If we can let go of the need to feel useful to the person who has died, and of the fear that they might still be suffering the way they were when they were last here, I think that opens up a lot of doors. It won't make the pain of losing someone go away, but it will avoid adding to that pain with unnecessary rhetoric.

It also makes the answers to the questions above a lot clearer.
  • It doesn't matter if someone didn't die doing something they loved.
  • It doesn't matter if your last words to them weren't special, or even if they were something you regret saying. They will remember the whole relationship, not a single moment.

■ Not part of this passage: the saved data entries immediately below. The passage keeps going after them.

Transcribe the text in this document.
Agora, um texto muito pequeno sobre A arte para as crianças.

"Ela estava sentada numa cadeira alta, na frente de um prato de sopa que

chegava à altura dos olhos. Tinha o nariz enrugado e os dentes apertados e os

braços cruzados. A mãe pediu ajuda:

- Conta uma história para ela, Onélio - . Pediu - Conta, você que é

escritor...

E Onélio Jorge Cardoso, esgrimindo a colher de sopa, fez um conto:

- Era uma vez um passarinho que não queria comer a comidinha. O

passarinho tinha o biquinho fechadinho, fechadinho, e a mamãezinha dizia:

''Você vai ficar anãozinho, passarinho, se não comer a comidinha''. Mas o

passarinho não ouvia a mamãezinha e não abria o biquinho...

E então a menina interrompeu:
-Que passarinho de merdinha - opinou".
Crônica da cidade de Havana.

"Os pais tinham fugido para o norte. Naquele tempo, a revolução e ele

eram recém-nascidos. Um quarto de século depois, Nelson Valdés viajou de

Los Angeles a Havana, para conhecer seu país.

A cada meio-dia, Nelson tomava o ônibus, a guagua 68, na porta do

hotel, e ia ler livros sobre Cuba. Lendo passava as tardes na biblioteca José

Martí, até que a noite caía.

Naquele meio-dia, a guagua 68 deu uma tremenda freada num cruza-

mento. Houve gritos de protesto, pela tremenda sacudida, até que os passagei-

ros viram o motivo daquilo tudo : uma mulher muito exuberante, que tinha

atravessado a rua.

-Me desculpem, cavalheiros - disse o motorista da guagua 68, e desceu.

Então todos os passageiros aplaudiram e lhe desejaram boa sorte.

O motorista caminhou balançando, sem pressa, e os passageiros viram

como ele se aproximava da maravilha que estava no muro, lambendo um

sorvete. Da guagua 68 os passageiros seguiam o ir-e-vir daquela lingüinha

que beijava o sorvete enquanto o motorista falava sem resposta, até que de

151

  • For funeral and burial services, you should do exactly what will help you and those most affected by the loss, and not a bit more. No sacrifice should be made for the comfort of the deceased. They're better off than any of us.
  • If you didn't make it to their bedside before they died, you haven't committed some eternal sin. The relationship is just paused, and the gap won't even seem that big a hundred years from now.
  • You should visit gravesites when and only when it will be helpful to you, and never out of a sense of duty.
  • When someone is dying, of course it's good to see to their comfort, but the living shouldn't be making unreasonable sacrifices to optimize for a person's final days. I know this one is controversial, because the person is still alive, so you actually can affect their happiness to some extent. But if you help out the dying person for a couple of days in a way that traumatizes you for years, or that incurs an expense that you'll spend years paying back, then that's not a very good exchange. They are going to recover for free; we need to keep living with the mortal consequences. So we should take those consequences into account.
Some of that might sound jaded and insensitive, and I admit that in the moment I'm writing this, I haven't suffered a major loss like the ones I'm talking about. But I have been around enough to be aware of damage to people still around that came as a result of rhetoric and decision around the loss of someone close to them. And maybe the times when we're not in the middle of it are the best times to reflect on the principles involved, so we can avoid having to carry that extra cultural burden when the loss does happen. Hopefully the principles here are helpful to someone. And if they're not helpful to you, you should disregard them, just like any tradition.